A large majority of public relations professionals have a love of marketing and promotion but it is viewed through the lens of journalism and media. We are media relations whizzes, and we can amplify your story through our experience-driven connections. Your marketing team has similar “connections” in the technology world in the sense they typically have their fingers on the pulse of the most happening social media platforms of the moment. They also have a data-based awareness of where particular target audience members spend the most time. 

As we work to create different pitches and angles to frame your story – selling it to new prospects and building loyalty within your existing customer base – we rely heavily on your marketing team’s inside-scoop about which channels are the most active, which ones feel best for starting a particular conversation, the best voice or tone to use in the media, etc.  

Create a streamlined, value-driven content marketing strategy

Sure, some people sit down to watch the evening news, but most rely on their personal networks and the content-driven, 24-hours news feed to remain informed. Thus, traditional PR pitches fall flat because even the tried-and-true journalists know to only promote content that will inspire audience engagement. Similarly, content creation is what breathes life, energy, and continued engagement into successful campaigns. 

As a result, the Content is King mantra continues to prevail. Written content is the way most of us receive our information these days, and while your PR team can create content all day long, it’s always a major bonus to work with a savvy marketing team as we create streamlined, value-drive content marketing strategies in a synergizing way. In the aforementioned SpinSucks article, Jessical Miller states, “PR reaches new audiences and builds company credibility through third-party validation.” 

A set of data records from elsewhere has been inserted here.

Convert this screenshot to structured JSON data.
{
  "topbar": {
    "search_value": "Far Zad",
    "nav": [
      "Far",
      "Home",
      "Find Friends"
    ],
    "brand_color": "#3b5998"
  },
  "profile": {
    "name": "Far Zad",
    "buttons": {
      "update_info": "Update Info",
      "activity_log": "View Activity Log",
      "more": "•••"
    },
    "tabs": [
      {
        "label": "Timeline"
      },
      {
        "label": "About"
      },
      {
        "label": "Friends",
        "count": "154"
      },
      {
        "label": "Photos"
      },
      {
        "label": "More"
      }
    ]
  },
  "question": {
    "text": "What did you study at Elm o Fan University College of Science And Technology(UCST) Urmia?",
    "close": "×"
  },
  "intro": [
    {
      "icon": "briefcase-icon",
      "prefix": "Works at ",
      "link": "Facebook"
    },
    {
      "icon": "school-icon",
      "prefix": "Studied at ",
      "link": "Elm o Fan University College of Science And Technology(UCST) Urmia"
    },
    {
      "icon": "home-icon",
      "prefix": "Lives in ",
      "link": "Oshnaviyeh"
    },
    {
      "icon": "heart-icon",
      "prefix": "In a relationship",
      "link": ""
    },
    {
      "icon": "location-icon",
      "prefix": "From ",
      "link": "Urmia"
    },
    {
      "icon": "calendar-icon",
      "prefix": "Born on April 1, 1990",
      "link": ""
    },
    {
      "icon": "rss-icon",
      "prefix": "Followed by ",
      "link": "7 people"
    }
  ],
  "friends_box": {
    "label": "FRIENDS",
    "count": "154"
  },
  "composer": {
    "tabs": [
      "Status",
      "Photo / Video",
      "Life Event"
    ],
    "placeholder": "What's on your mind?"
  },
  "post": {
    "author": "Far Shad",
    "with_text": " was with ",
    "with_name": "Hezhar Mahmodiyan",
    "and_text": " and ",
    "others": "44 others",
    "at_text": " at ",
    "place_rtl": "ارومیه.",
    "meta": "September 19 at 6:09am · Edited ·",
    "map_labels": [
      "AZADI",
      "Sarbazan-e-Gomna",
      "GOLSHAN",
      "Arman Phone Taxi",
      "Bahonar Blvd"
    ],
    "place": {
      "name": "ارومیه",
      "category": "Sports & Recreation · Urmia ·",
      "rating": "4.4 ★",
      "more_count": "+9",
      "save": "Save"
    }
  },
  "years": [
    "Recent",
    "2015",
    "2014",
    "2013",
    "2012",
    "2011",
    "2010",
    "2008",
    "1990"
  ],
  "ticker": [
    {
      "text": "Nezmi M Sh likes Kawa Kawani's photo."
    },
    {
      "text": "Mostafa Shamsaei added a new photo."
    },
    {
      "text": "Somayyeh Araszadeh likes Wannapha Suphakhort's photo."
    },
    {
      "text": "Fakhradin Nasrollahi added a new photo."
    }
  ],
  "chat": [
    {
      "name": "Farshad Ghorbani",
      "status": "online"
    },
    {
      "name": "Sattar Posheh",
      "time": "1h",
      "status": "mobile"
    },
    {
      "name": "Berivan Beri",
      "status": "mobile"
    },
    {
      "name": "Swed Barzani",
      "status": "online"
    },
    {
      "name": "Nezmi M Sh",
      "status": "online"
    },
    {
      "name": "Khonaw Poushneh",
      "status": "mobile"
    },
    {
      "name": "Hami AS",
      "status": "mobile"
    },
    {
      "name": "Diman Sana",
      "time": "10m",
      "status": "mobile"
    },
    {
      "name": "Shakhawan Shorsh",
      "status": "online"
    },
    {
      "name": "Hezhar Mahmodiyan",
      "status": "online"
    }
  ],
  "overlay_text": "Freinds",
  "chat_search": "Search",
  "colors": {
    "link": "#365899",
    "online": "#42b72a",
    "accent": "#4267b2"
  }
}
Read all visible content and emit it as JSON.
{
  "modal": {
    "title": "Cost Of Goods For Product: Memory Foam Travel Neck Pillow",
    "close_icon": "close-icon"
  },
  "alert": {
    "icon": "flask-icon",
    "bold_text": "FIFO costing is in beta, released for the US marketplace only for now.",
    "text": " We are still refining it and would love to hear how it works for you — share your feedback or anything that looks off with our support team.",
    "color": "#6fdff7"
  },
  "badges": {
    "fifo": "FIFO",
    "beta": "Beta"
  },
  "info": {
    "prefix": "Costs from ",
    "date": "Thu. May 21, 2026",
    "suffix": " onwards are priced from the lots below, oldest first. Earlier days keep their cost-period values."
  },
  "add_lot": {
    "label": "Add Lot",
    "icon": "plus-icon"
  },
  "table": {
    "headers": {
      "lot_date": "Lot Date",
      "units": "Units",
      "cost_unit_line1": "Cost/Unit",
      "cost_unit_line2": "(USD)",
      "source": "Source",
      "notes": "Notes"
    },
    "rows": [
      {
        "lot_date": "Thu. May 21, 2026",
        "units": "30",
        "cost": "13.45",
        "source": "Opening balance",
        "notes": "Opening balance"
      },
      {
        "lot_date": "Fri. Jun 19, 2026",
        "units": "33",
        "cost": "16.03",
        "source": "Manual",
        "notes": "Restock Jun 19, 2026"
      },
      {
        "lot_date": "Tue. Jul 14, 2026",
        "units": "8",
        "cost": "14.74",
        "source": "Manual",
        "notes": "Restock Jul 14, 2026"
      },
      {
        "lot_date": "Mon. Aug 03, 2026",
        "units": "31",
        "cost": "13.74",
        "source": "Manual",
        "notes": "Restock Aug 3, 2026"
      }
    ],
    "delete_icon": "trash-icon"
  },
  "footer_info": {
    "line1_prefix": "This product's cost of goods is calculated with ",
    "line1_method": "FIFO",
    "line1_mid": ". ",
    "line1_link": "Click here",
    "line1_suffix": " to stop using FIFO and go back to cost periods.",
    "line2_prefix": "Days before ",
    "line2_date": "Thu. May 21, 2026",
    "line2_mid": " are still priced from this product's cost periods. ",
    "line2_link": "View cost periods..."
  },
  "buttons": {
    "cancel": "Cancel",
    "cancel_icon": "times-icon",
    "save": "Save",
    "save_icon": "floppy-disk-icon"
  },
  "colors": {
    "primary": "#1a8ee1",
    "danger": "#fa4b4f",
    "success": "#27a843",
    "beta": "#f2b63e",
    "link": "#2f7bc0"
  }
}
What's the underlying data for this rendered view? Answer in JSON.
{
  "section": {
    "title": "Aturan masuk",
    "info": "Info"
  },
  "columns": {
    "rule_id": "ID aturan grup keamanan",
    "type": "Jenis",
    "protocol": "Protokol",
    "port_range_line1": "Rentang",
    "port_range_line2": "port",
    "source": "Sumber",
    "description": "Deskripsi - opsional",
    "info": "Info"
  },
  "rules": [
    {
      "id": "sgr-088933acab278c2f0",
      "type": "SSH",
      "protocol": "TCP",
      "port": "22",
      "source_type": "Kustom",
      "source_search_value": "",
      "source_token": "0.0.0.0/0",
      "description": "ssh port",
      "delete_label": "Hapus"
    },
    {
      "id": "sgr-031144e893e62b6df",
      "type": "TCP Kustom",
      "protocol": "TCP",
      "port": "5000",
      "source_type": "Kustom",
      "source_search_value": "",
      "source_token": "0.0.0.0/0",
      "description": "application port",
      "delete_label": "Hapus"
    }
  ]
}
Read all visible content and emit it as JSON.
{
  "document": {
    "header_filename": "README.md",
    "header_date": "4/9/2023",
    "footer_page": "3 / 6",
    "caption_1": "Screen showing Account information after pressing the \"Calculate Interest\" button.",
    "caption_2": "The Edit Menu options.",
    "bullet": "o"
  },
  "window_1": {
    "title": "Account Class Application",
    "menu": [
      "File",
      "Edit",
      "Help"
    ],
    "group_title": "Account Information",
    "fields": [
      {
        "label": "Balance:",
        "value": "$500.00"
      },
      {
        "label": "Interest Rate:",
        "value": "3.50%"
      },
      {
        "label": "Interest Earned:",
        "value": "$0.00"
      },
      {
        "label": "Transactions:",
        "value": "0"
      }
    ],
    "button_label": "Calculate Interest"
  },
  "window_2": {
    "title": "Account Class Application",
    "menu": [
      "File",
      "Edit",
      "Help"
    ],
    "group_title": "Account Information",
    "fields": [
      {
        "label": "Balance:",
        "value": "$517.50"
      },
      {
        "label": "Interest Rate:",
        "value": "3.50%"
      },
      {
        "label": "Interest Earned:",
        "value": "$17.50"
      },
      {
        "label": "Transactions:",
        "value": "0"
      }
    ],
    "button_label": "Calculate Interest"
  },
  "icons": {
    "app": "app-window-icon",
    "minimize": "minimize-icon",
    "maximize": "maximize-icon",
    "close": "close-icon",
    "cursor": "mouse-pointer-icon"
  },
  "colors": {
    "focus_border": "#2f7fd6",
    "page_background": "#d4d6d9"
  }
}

Content marketing keeps audience members engaged with your brand and that’s essential to continuing the good work the public agency will continue to do on your behalf. 

How public relations and marketing work together? 

The best way to ensure your PR and marketing teams work together is to build the bridge as fast as possible and continue to foster communication and relationship between the two departments.  

If you are contracting with a PR agency, they will have their own brick-and-mortar office, so sharing space isn’t an option. However, it is perfectly reasonable to bring the two teams together from the get-go as the PR firm begins to download the ins-and-outs and nuances of your brand. Once they are completely onboarded, keep the communication channels open and collaborative. Set the tone that this is a partnership or a symbiotic relationship and continue to make sure that’s the case. 

You can do this by including both teams in strategy meetings, having a monthly working lunch where they can share their experiences and throw out ideas, or hosting weekly team huddles (Zooming is always an option) with clear itineraries and goals. You’d be amazed at what a well-designed 30-minute meeting can bring about.